En los tiempos de Hitler, Maximiliano Kolbe entendió este concepto y lo practicó.

Se peleaba la Segunda Guerra Mundial. Muchos ciudadanos judíos y polacos fueron apresados por los nazis. Los judíos murieron por millones en los campos de concentración y exterminio, y muchos polacos cayeron víctima del frío, los trabajos forzados, el hambre, la enfermedad y las ejecuciones. Algunos lograban escapar.

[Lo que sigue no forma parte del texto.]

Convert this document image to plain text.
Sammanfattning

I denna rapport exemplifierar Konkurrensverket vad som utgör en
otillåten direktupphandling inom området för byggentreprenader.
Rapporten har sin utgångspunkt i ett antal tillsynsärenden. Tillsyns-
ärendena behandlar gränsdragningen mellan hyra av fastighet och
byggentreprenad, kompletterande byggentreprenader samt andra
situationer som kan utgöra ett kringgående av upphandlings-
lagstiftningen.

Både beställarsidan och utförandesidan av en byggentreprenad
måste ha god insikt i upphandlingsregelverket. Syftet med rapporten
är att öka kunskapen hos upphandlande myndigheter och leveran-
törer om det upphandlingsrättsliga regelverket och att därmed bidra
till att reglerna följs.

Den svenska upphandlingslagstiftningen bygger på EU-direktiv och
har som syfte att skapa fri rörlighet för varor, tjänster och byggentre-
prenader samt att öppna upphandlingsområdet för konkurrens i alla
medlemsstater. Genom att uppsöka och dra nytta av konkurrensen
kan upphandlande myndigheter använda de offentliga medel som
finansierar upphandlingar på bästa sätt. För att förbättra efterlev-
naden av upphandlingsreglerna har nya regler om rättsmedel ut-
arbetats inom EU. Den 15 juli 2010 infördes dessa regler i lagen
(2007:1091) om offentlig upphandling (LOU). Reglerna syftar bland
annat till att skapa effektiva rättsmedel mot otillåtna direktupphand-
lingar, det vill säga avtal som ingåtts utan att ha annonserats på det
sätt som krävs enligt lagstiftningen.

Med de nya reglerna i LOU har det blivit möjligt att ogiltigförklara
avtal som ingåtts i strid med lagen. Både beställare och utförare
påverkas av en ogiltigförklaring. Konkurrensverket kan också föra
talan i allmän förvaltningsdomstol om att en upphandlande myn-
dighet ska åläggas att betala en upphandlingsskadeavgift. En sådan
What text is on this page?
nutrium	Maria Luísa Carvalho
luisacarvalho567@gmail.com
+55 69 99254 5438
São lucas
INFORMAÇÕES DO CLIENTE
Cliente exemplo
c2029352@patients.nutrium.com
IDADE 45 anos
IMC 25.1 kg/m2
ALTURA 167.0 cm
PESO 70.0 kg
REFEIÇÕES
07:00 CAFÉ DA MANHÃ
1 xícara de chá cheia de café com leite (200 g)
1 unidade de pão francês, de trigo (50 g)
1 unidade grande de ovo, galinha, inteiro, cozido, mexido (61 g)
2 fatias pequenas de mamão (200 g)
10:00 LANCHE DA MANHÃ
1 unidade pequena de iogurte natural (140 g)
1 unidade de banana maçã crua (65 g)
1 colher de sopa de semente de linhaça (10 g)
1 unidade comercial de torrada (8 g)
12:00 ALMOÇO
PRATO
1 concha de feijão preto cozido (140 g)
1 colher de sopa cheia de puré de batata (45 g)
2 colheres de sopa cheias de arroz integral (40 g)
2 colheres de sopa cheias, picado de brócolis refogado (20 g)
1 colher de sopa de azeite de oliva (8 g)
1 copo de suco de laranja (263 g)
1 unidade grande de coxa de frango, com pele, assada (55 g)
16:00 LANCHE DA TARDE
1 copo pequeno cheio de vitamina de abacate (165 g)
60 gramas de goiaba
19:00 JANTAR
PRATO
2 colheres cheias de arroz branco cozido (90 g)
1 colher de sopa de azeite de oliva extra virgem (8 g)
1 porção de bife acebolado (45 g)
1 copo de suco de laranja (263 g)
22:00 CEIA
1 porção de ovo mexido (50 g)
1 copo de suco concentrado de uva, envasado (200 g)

En el campo de concentración de Auschwitz, los oficiales amenazaron a los reos con ejecutar a diez de ellos por cada uno que escapara. Cierta vez sonaron las sirenas de la cárcel: un reo se había fugado.

Un oficial nazi pasó entre las filas de los reclusos, y con sádico placer fue seleccionando a los desdichados que iban a morir. De pronto, uno de los reclusos destinados a morir rompió en llanto.

- ¿Qué será de mis hijos y mi esposa? ¡Oh Señor, no volveré a verlos! -clamaba el hombre.

Entonces otro preso, Maximiliano Kolbe, sacerdote católico, se adelantó y dijo al oficial:

-Quiero morir en lugar de este hombre. El oficial nazi quedó mudo por un rato, y luego dijo:

— Petición concedida.

Ese hombre jamás olvidó al padre Kolbe. Vivió para honrar su memoria y compartir su historia, pues cada día de su existencia era un regalo de su hermano.

Lo mismo hizo Jesús por ti. Él es tu Hermano mayor. Invítalo a ser tu Señor en todos los aspectos de tu vida, y cada día de tu existencia en la tierra y en el cielo será un regalo de tu divino Hermano. Mientras tanto, sé hermano de todos y a todos hazles el bien.